Parent company Mozilla announced that Firefox for Android now supports older green droid devices using ARM v6 architecture. The latest update allows the open-source browser to run on smartphones such as HTC Status, Motorola Fire XT or Samsung Galaxy Ace, but also looks to the present with improvements for newer versions of Android.
Mozilla claims that limiting Firefox for Android to run solely on the ARM v7 architecture would eliminate "roughly half of the nearly 500 million Android phones", obviously making a dent in its market share and popularity among green droid users. The minimum hardware requirements now involve an 800MHz ARM v6 processor accompanied by 512MB of RAM. What about less "ancient" devices?

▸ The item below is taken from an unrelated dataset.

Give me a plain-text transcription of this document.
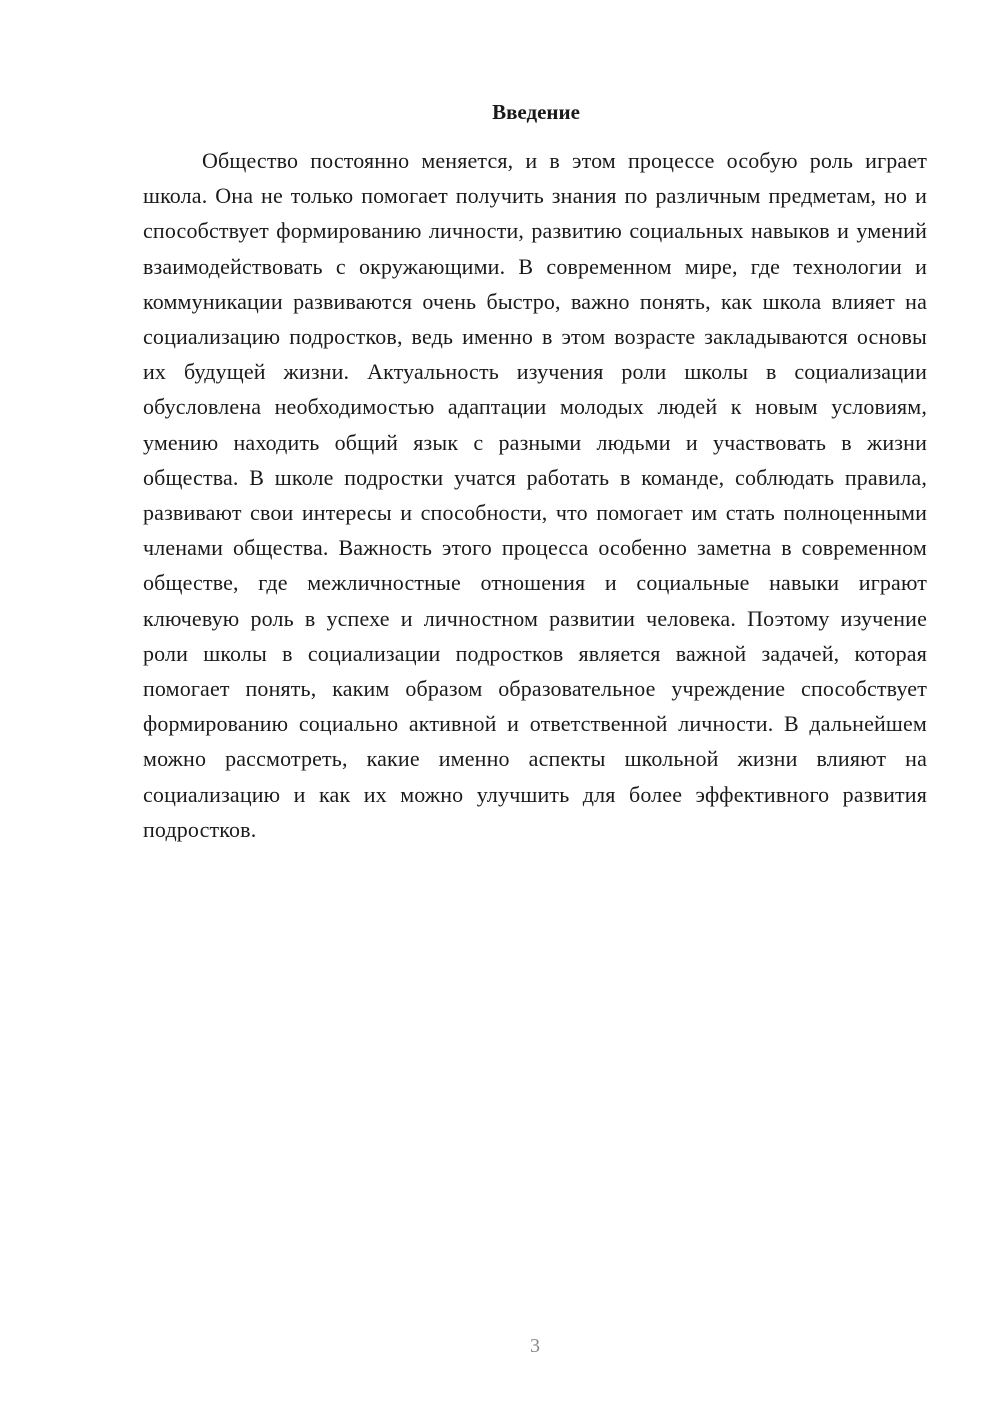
Введение

Общество постоянно меняется, и в этом процессе особую роль играет школа. Она не только помогает получить знания по различным предметам, но и способствует формированию личности, развитию социальных навыков и умений взаимодействовать с окружающими. В современном мире, где технологии и коммуникации развиваются очень быстро, важно понять, как школа влияет на социализацию подростков, ведь именно в этом возрасте закладываются основы их будущей жизни. Актуальность изучения роли школы в социализации обусловлена необходимостью адаптации молодых людей к новым условиям, умению находить общий язык с разными людьми и участвовать в жизни общества. В школе подростки учатся работать в команде, соблюдать правила, развивают свои интересы и способности, что помогает им стать полноценными членами общества. Важность этого процесса особенно заметна в современном обществе, где межличностные отношения и социальные навыки играют ключевую роль в успехе и личностном развитии человека. Поэтому изучение роли школы в социализации подростков является важной задачей, которая помогает понять, каким образом образовательное учреждение способствует формированию социально активной и ответственной личности. В дальнейшем можно рассмотреть, какие именно аспекты школьной жизни влияют на социализацию и как их можно улучшить для более эффективного развития подростков.

3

On Android 4.0 Ice Cream Sandwich and 4.1 Jelly Bean Firefox for Android now comes with hardware and software decoder support for h.264 video, while on the latter there is also support for Explore by Touch. Overall Mozilla claims a smaller profile size as well as IO improvements from SafeBrowsing.
A crash after upgrading to Android 4.2 Jelly Bean is now fixed and text deletion issues are sorted. Sandbox attribute for iframes is implemented and initial support for web app is added to the latest version of the open-source mobile browser. Firefox for Android is available for download from Google Play.